September 19, 2018

US Doubles Tribal Funding to Fight Violence Against Women

On some reservations, Native American women are killed at a rate more than 10 times the national average.

Red Dress mmiw Red dresses representing missing and murdered Indigenous women, displayed at the Verna N. Enos Toka Field on the Tohono O'odham Nation, 2018.
AC Swedbergh/AZPM

ALBUQUERQUE, N.M. — The U.S. Justice Department will double the funding it gives tribes for public safety programs and crime victims as it tries to tackle the high rates of violence against Native American women, a top official said.

The department's third-highest ranking official said more than $113 million in public safety funding will be doled out to 133 tribes and Alaska Native villages to try to address the issue.

An additional $133 million will be awarded in the coming weeks to tribes to help Native American crime victims, Jesse Panuccio, principal deputy associate attorney general, announced Wednesday in Santa Fe.

The announcement comes after a series of stories by The Associated Press helped put an increased focus on the deaths and disappearances of Native American women and girls. Panuccio noted that tribal leaders have called for more robust investigations into those cases and human trafficking.

"We recognize the serious nature of the problem we're facing, and we are trying, through a variety of strategies — both through the funding and the use of our own prosecutors and building up awareness — to address these issues," Panuccio said.

For decades, tribes largely had been unable to directly access money in a U.S. program aimed at supporting crime victims nationwide — even as federal figures showed more than half of Native American women faced sexual or domestic violence at some point in their lives. On some reservations, Native American women are killed at a rate more than 10 times the national average.

Figures at the end of 2017 showed a disproportionate number of Native women listed as missing. Based on figures obtained from an FBI database, AP found this month 633 open missing person cases for Native American women, who make up 0.4 percent of the U.S. population but 0.7 percent of cases overall.

African-American women were the only other group to be overrepresented in the caseload compared with their proportion of the population.

The Justice Department funding increase follows years of congressional efforts to fix a system that many say has left Native American women especially vulnerable to violent crime.

Legal experts and victims' advocates blame underfunded police departments that lack the resources to investigate crimes and lingering jurisdictional gaps among federal, tribal and local law enforcement agencies that often result in cases going unprosecuted.

A series of congressional proposals are trying address how authorities' handle and track reports of missing women on reservations.

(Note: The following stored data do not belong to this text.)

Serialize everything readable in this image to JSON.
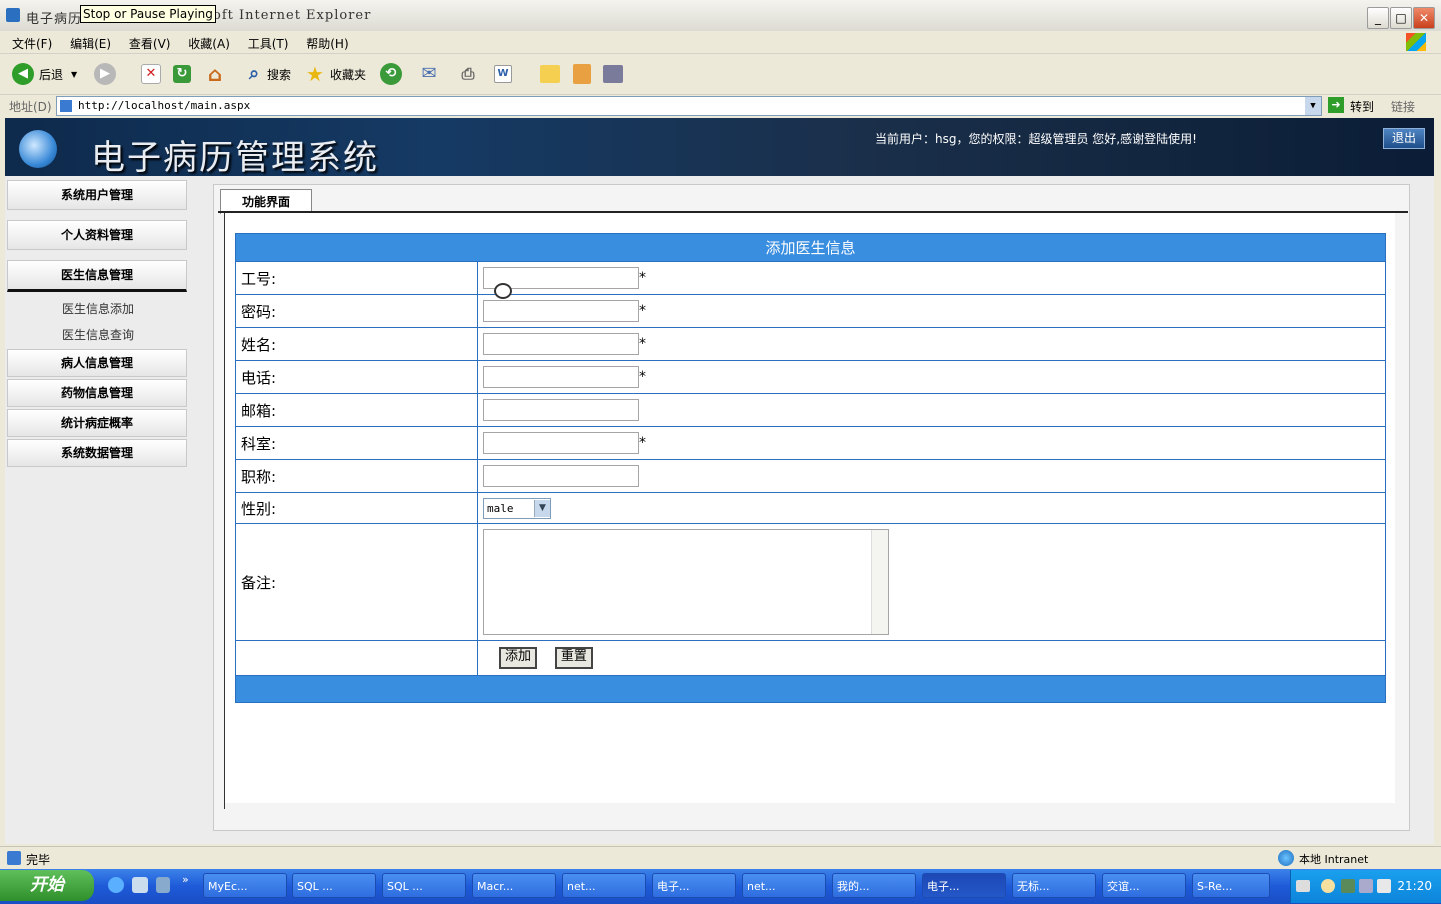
{
  "window": {
    "title": "电子病历管理系统 - Microsoft Internet Explorer",
    "title_visible_left": "电子病历",
    "title_visible_right": "oft Internet Explorer",
    "tooltip": "Stop or Pause Playing",
    "buttons": {
      "minimize": "_",
      "maximize": "□",
      "close": "✕"
    }
  },
  "menu": [
    "文件(F)",
    "编辑(E)",
    "查看(V)",
    "收藏(A)",
    "工具(T)",
    "帮助(H)"
  ],
  "toolbar": {
    "back": "后退",
    "search": "搜索",
    "favorites": "收藏夹"
  },
  "address": {
    "label": "地址(D)",
    "url": "http://localhost/main.aspx",
    "go": "转到",
    "links": "链接"
  },
  "app": {
    "title": "电子病历管理系统",
    "user_info": "当前用户：hsg，您的权限：超级管理员  您好,感谢登陆使用!",
    "logout": "退出"
  },
  "sidebar": {
    "items": [
      {
        "label": "系统用户管理"
      },
      {
        "label": "个人资料管理"
      },
      {
        "label": "医生信息管理",
        "subitems": [
          "医生信息添加",
          "医生信息查询"
        ]
      },
      {
        "label": "病人信息管理"
      },
      {
        "label": "药物信息管理"
      },
      {
        "label": "统计病症概率"
      },
      {
        "label": "系统数据管理"
      }
    ]
  },
  "content": {
    "tab": "功能界面",
    "form": {
      "title": "添加医生信息",
      "fields": [
        {
          "label": "工号:",
          "value": "",
          "required": "*"
        },
        {
          "label": "密码:",
          "value": "",
          "required": "*"
        },
        {
          "label": "姓名:",
          "value": "",
          "required": "*"
        },
        {
          "label": "电话:",
          "value": "",
          "required": "*"
        },
        {
          "label": "邮箱:",
          "value": "",
          "required": ""
        },
        {
          "label": "科室:",
          "value": "",
          "required": "*"
        },
        {
          "label": "职称:",
          "value": "",
          "required": ""
        }
      ],
      "gender": {
        "label": "性别:",
        "selected": "male"
      },
      "remark": {
        "label": "备注:",
        "value": ""
      },
      "buttons": {
        "add": "添加",
        "reset": "重置"
      }
    }
  },
  "status": {
    "text": "完毕",
    "zone": "本地 Intranet"
  },
  "taskbar": {
    "start": "开始",
    "tasks": [
      "MyEc...",
      "SQL ...",
      "SQL ...",
      "Macr...",
      "net...",
      "电子...",
      "net...",
      "我的...",
      "电子...",
      "无标...",
      "交谊...",
      "S-Re..."
    ],
    "active_index": 8,
    "clock": "21:20"
  }
}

A law proposed by U.S. Sen. Heidi Heitkamp, a North Dakota Democrat, aims to establish protocols for handling cases of missing and murdered Native Americans. It also would require annual reports to Congress on the number of missing and murdered Native American women, saying accurate statistics could potentially help authorities detect patterns and solve more cases.

A measure to expand the Violence Against Women's Act calls for similar proposals and for amending laws to give tribes authority to prosecute non-Native Americans suspected of selling tribal members for sex or running human trafficking rings. The U.S. Senate voted Tuesday to extend the law in its current form for two more months, delaying proposals to expand it.

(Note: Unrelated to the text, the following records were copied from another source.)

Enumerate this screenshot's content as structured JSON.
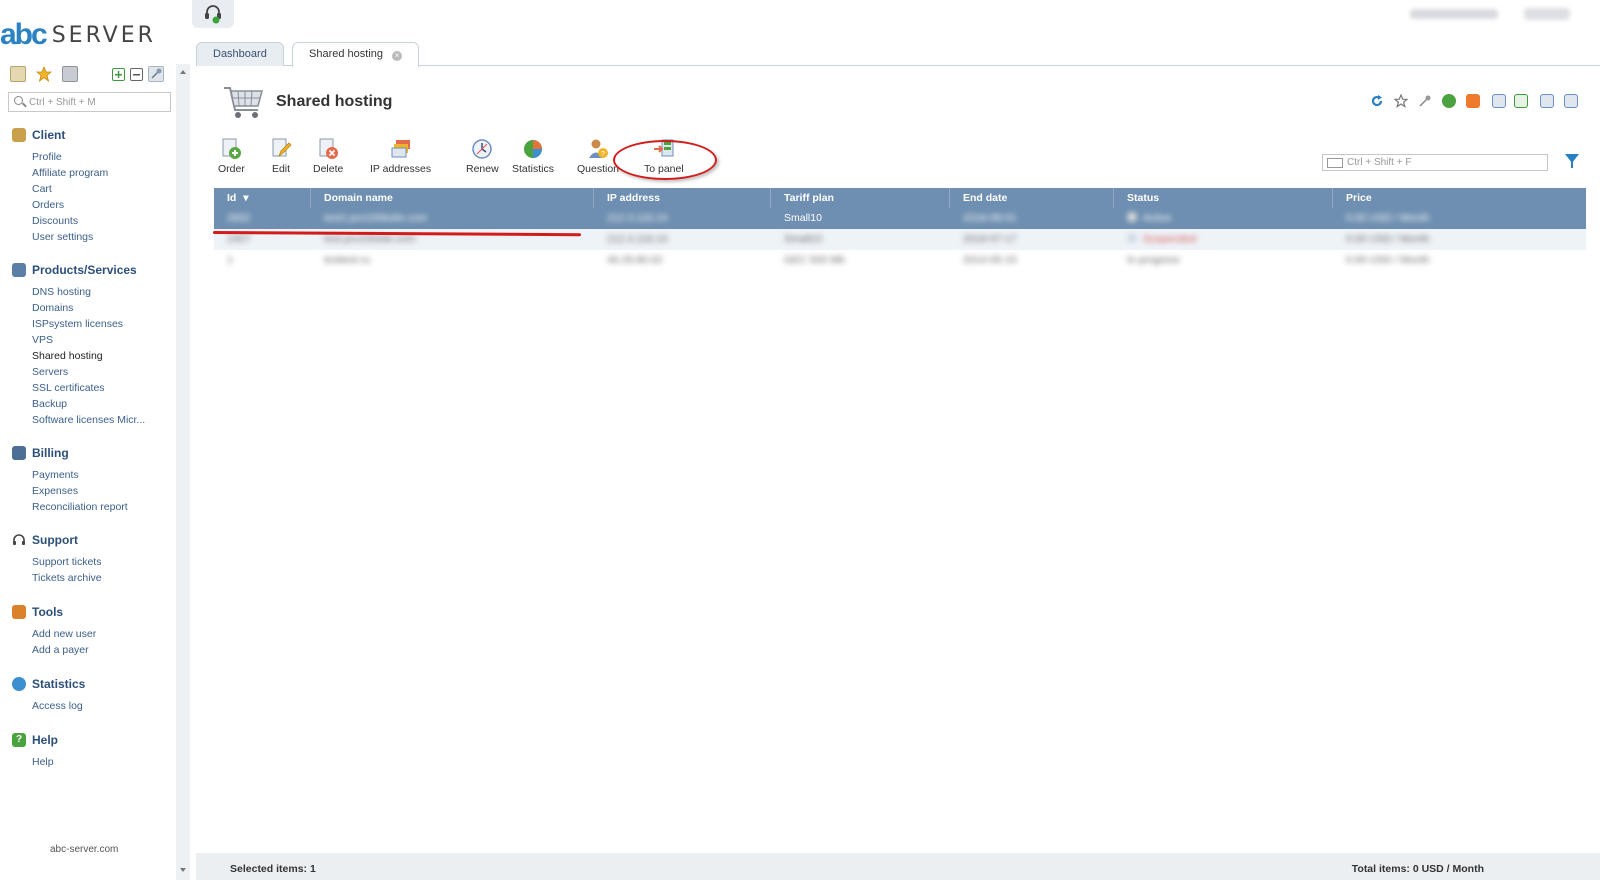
{
  "app": {
    "logo_mark": "abc",
    "logo_word": "SERVER"
  },
  "sidebar": {
    "search_placeholder": "Ctrl + Shift + M",
    "groups": [
      {
        "title": "Client",
        "icon": "client-icon",
        "color": "#c9a14a",
        "items": [
          "Profile",
          "Affiliate program",
          "Cart",
          "Orders",
          "Discounts",
          "User settings"
        ]
      },
      {
        "title": "Products/Services",
        "icon": "cart-icon",
        "color": "#5b7fa5",
        "items": [
          "DNS hosting",
          "Domains",
          "ISPsystem licenses",
          "VPS",
          "Shared hosting",
          "Servers",
          "SSL certificates",
          "Backup",
          "Software licenses Micr..."
        ]
      },
      {
        "title": "Billing",
        "icon": "billing-icon",
        "color": "#4d6f96",
        "items": [
          "Payments",
          "Expenses",
          "Reconciliation report"
        ]
      },
      {
        "title": "Support",
        "icon": "headset-icon",
        "color": "#555555",
        "items": [
          "Support tickets",
          "Tickets archive"
        ]
      },
      {
        "title": "Tools",
        "icon": "tools-icon",
        "color": "#d9822b",
        "items": [
          "Add new user",
          "Add a payer"
        ]
      },
      {
        "title": "Statistics",
        "icon": "globe-icon",
        "color": "#3c8fd1",
        "items": [
          "Access log"
        ]
      },
      {
        "title": "Help",
        "icon": "help-icon",
        "color": "#4aa33f",
        "items": [
          "Help"
        ]
      }
    ],
    "active_item": "Shared hosting",
    "footer": "abc-server.com"
  },
  "tabs": [
    {
      "label": "Dashboard"
    },
    {
      "label": "Shared hosting"
    }
  ],
  "page": {
    "title": "Shared hosting"
  },
  "toolbar": {
    "buttons": [
      {
        "label": "Order",
        "icon": "order-plus-icon",
        "color": "#5aa845"
      },
      {
        "label": "Edit",
        "icon": "edit-pencil-icon",
        "color": "#8aa6c7"
      },
      {
        "label": "Delete",
        "icon": "delete-icon",
        "color": "#d9534f"
      },
      {
        "label": "IP addresses",
        "icon": "ip-addresses-icon",
        "color": "#e2a93b"
      },
      {
        "label": "Renew",
        "icon": "renew-clock-icon",
        "color": "#6c8fbf"
      },
      {
        "label": "Statistics",
        "icon": "pie-chart-icon",
        "color": "#e2733b"
      },
      {
        "label": "Question",
        "icon": "question-user-icon",
        "color": "#c98a4a"
      },
      {
        "label": "To panel",
        "icon": "to-panel-icon",
        "color": "#4f9d4a"
      }
    ]
  },
  "filter": {
    "placeholder": "Ctrl + Shift + F"
  },
  "table": {
    "columns": [
      {
        "label": "Id"
      },
      {
        "label": "Domain name"
      },
      {
        "label": "IP address"
      },
      {
        "label": "Tariff plan"
      },
      {
        "label": "End date"
      },
      {
        "label": "Status"
      },
      {
        "label": "Price"
      }
    ],
    "sort_indicator": "▾",
    "rows": [
      {
        "id": "2832",
        "domain": "test1.pro100bsite.com",
        "ip": "212.3.118.10",
        "tariff": "Small10",
        "end": "2018-08-01",
        "status": "Active",
        "price": "0.00 USD / Month",
        "selected": true
      },
      {
        "id": "2407",
        "domain": "test.pro100site.com",
        "ip": "212.3.118.10",
        "tariff": "Small10",
        "end": "2018-07-17",
        "status": "Suspended",
        "price": "0.00 USD / Month",
        "selected": false
      },
      {
        "id": "1",
        "domain": "testtest.ru",
        "ip": "46.29.80.02",
        "tariff": "GEC 500 Mb",
        "end": "2014-05-15",
        "status": "In progress",
        "price": "0.00 USD / Month",
        "selected": false
      }
    ]
  },
  "footer": {
    "selected": "Selected items: 1",
    "total": "Total items: 0 USD / Month"
  }
}
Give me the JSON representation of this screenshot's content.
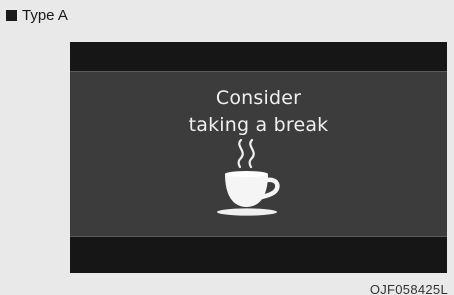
{
  "header": {
    "type_label": "Type A"
  },
  "display": {
    "message_line1": "Consider",
    "message_line2": "taking a break",
    "icon": "coffee-cup-icon"
  },
  "figure": {
    "code": "OJF058425L"
  },
  "colors": {
    "page_background": "#e9e9e9",
    "display_bezel": "#161616",
    "message_panel": "#3c3c3c",
    "message_text": "#f0f0f0"
  }
}
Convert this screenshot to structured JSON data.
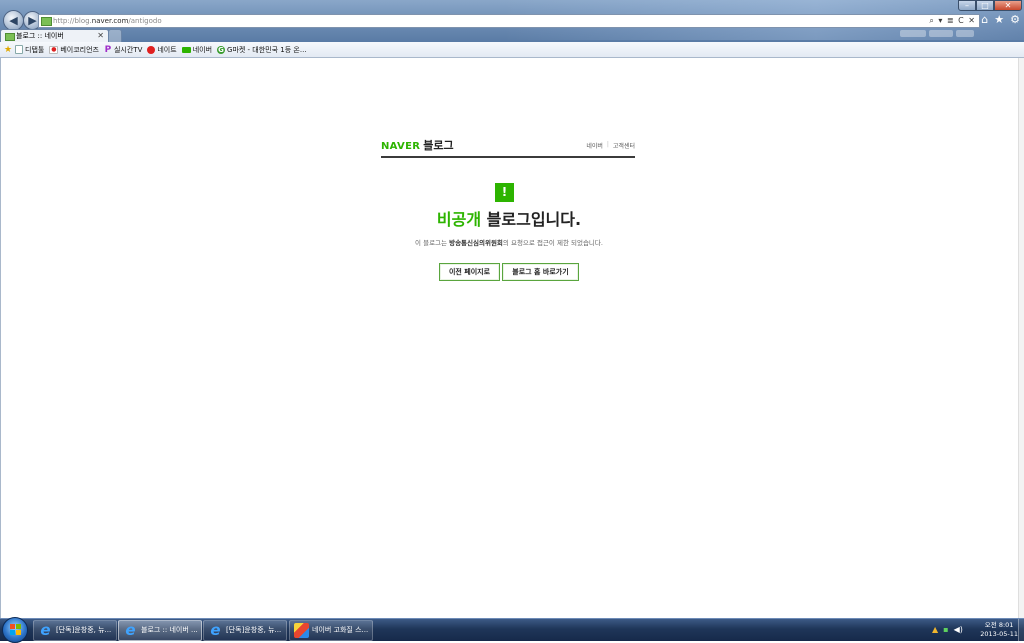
{
  "browser": {
    "url_prefix": "http://blog.",
    "url_domain": "naver.com",
    "url_path": "/antigodo",
    "address_tools": "⌕ ▾ ≣ C ✕",
    "tab_title": "블로그 :: 네이버",
    "tab_close": "✕",
    "window_min": "–",
    "window_max": "□",
    "window_close": "✕",
    "back": "◀",
    "forward": "▶",
    "home_icon": "⌂",
    "favorites_icon": "★",
    "tools_icon": "⚙"
  },
  "favorites": [
    {
      "label": "디탭툴",
      "icon": "page-icon"
    },
    {
      "label": "베이코리언즈",
      "icon": "flag-icon"
    },
    {
      "label": "실시간TV",
      "icon": "p-icon"
    },
    {
      "label": "네이트",
      "icon": "nate-icon"
    },
    {
      "label": "네이버",
      "icon": "naver-icon"
    },
    {
      "label": "G마켓 - 대한민국 1등 온...",
      "icon": "gmarket-icon"
    }
  ],
  "blog": {
    "logo_naver": "NAVER",
    "logo_blog": "블로그",
    "link_naver": "네이버",
    "link_sep": "|",
    "link_support": "고객센터",
    "alert_symbol": "!",
    "headline_green": "비공개",
    "headline_rest": " 블로그입니다.",
    "desc_prefix": "이 블로그는 ",
    "desc_bold": "방송통신심의위원회",
    "desc_suffix": "의 요청으로 접근이 제한 되었습니다.",
    "btn_prev": "이전 페이지로",
    "btn_home": "블로그 홈 바로가기"
  },
  "taskbar": {
    "tasks": [
      {
        "label": "[단독]윤창중, 뉴...",
        "app": "internet-explorer",
        "active": false
      },
      {
        "label": "블로그 :: 네이버 ...",
        "app": "internet-explorer",
        "active": true
      },
      {
        "label": "[단독]윤창중, 뉴...",
        "app": "internet-explorer",
        "active": false
      },
      {
        "label": "네이버 고화질 스...",
        "app": "chrome",
        "active": false
      }
    ],
    "clock_time": "오전 8:01",
    "clock_date": "2013-05-11"
  },
  "colors": {
    "naver_green": "#2db400",
    "taskbar": "#1f3659"
  }
}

"There is still much work to do," Heitkamp said.

The Justice Department has not expressed support or opposition to further expanding tribal jurisdiction over non-Native Americans. Now, tribes are able to prosecute people who aren't tribal members only in assault cases where the victim is a woman and knows her assailant.

Panuccio said the department's approach to tackling violence against Native American women focuses on partnering with tribes to assign more special prosecutors capable of handling cases in federal and tribal courts and supporting tribal law enforcement and victims.

The special prosecutors are being tasked with handling sexual assault, domestic and dating violence, and stalking cases — as well as sex trafficking cases where any of those other crimes are involved, he said.

Juana Majel-Dixon, co-chairwoman of a National Congress of American Indians' taskforce established to address violence against women, welcomes the increase in funding that she and others spent years advocating for, though she still questions whether the money will stretch far enough.

"When you think about the enormity of [the number of] victims we're talking about, the money being provided has been graciously received," she said. "But it's not enough."